Follow the trend of decorating food with edible flowers with this recipe for melt-in-your-mouth Parmesan shortbread!
Prep Time: 10 minutes
Rest Time: 15 minutes
Baking Time: 10-12 minutes at 350°F (180°C)
Difficulty: easy
Yield: 25-30 shorbreads
Ingredients
- 1 1/4 cup of parmesan, grated (150 g)
- 1/3 cup + 2 tablespoons of cold butter, cut in chunks (100 g)
- 1 cup + 1 tablespoon of all purpose flour (150 g)
- some edible flowers
Instructions
- Preheat oven to 350°F (180°C). Line an oven tray with baking paper and set aside.
- Grate the parmesan.
- In the bowl of the food processor, pour the parmesan cheese, then add the butter and flour, and mix for about 2 minutes. The dough really looks like sand, that’s normal!
- Remove the dough from the bowl and divide it into 2 piles.
- Roll each one into a sausage shape, pressing firmly with your fingers, and place the sausages in the refrigerator for 10-15 minutes to facilitate cutting.

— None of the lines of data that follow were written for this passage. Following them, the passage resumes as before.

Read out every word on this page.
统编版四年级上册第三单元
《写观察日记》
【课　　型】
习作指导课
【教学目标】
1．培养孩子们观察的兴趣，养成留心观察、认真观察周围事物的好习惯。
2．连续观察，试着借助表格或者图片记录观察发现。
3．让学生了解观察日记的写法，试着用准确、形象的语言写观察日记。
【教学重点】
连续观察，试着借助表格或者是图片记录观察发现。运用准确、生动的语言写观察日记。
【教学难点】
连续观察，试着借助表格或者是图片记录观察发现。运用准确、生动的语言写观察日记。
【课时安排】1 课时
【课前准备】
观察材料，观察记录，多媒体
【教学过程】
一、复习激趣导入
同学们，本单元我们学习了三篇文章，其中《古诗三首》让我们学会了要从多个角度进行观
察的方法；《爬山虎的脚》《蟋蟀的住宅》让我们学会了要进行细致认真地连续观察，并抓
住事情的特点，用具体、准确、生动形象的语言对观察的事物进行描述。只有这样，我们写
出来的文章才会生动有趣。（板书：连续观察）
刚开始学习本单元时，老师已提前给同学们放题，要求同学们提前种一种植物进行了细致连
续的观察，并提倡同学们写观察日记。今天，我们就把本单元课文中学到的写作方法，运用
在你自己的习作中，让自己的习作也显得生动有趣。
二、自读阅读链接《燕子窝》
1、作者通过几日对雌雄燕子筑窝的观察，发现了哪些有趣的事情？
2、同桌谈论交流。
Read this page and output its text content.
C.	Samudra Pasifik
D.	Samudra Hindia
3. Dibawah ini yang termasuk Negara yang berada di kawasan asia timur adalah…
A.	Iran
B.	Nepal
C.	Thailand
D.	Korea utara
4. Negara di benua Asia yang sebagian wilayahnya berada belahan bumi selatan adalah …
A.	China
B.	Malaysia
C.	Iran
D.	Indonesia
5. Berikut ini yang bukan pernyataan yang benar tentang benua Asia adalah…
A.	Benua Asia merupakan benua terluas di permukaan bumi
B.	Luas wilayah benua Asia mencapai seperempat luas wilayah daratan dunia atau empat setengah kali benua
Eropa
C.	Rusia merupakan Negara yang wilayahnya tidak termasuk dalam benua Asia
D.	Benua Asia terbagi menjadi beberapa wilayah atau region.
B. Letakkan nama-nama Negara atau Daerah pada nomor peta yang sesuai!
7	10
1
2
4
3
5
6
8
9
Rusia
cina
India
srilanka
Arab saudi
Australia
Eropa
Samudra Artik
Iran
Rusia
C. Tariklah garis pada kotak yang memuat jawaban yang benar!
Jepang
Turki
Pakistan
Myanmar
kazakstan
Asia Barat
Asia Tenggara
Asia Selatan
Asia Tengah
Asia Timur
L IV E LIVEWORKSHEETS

- After this time, cut the sausages into thin slices (0.20 inches – 0.5 cm max.).
- Arrange the slices on the prepared baking sheet, making sure to space them out a bit, then place a few edible flower petals on top.
- Bake for 10-12 minutes at 350°F (180°C) or until the shortbread is light in color.
- Remove from oven and cool on a wire rack before serving.